While pitching for the White Sox, Seaver got his 300th win at Yankee Stadium.

Interleague

Toronto 2, Miami 1: Lourdes Gurriel homered and Hyun Jin Ryu pitched six solid innings to lead the Toronto Blue Jays to a 2-1 win over the Miami Marlins on Wednesday night.

After Miami’s Sixto Sanchez got through the first four innings on 43 pitches, Gurriel snapped the rookie right-hander’s 11-inning scoreless string with a two-run shot for a 2-0 lead in the fifth. Gurriel drove Sanchez’s 0-1 slider over the left-center wall for his fifth homer.

N.Y. Mets 9, Baltimore 4: Michael Conforto set the tone with a two-run homer in the first inning, and the New York Mets followed his lead to a much-needed victory.

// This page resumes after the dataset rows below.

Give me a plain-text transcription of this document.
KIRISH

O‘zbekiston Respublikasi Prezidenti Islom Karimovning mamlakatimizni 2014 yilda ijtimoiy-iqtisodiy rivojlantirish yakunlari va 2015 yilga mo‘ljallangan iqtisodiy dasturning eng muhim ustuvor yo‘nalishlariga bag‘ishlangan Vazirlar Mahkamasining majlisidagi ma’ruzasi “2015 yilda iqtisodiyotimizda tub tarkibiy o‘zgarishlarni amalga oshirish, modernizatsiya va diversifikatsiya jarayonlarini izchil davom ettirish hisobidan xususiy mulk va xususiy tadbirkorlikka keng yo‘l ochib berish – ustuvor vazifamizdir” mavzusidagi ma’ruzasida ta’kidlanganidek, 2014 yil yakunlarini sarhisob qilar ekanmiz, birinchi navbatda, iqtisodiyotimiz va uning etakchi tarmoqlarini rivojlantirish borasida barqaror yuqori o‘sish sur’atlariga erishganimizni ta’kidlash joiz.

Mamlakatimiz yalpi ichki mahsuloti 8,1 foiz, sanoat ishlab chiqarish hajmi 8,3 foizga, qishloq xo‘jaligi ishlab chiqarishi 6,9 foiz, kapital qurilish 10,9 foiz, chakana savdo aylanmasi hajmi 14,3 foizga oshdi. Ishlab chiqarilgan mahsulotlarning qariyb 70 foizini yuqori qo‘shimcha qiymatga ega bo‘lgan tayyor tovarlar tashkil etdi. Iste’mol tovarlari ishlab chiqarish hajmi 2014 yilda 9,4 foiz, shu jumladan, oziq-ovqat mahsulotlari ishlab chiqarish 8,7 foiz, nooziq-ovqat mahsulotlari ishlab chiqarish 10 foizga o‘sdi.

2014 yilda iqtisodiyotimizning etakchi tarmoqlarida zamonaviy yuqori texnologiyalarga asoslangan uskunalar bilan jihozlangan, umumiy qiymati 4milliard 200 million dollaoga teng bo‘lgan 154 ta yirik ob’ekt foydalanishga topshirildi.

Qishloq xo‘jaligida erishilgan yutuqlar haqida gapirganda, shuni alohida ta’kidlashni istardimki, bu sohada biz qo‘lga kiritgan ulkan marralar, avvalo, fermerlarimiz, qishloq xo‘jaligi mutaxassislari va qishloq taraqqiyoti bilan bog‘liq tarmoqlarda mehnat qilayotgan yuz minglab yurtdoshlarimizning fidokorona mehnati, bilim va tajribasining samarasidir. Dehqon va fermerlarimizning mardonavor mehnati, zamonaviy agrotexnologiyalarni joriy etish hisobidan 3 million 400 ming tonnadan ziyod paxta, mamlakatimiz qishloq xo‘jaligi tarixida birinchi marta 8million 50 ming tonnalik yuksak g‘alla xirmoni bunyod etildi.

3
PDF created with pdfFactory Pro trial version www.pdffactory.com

Conforto went 4 for 5 with a homer and five RBIs, Pete Alonso hit a lengthy solo shot and the Mets beat the Baltimore Orioles 9-4 to snap a five-game losing streak.

National League

Colorado 9, San Francisco 6: Garrett Hampson and Sam Hilliard homered and newcomer Kevin Pillar delivered a key triple as the Colorado Rockies bounced back from a battering, rallying to beat the San Francisco Giants 9-6.

A day after getting 27 hits in a 23-5 rout at Coors Field, and Alex Dickerson leading the way with three home runs and two doubles, the Giants again started fast. Mike Yastrzemski homered to help San Francisco score four times on six hits in the first inning.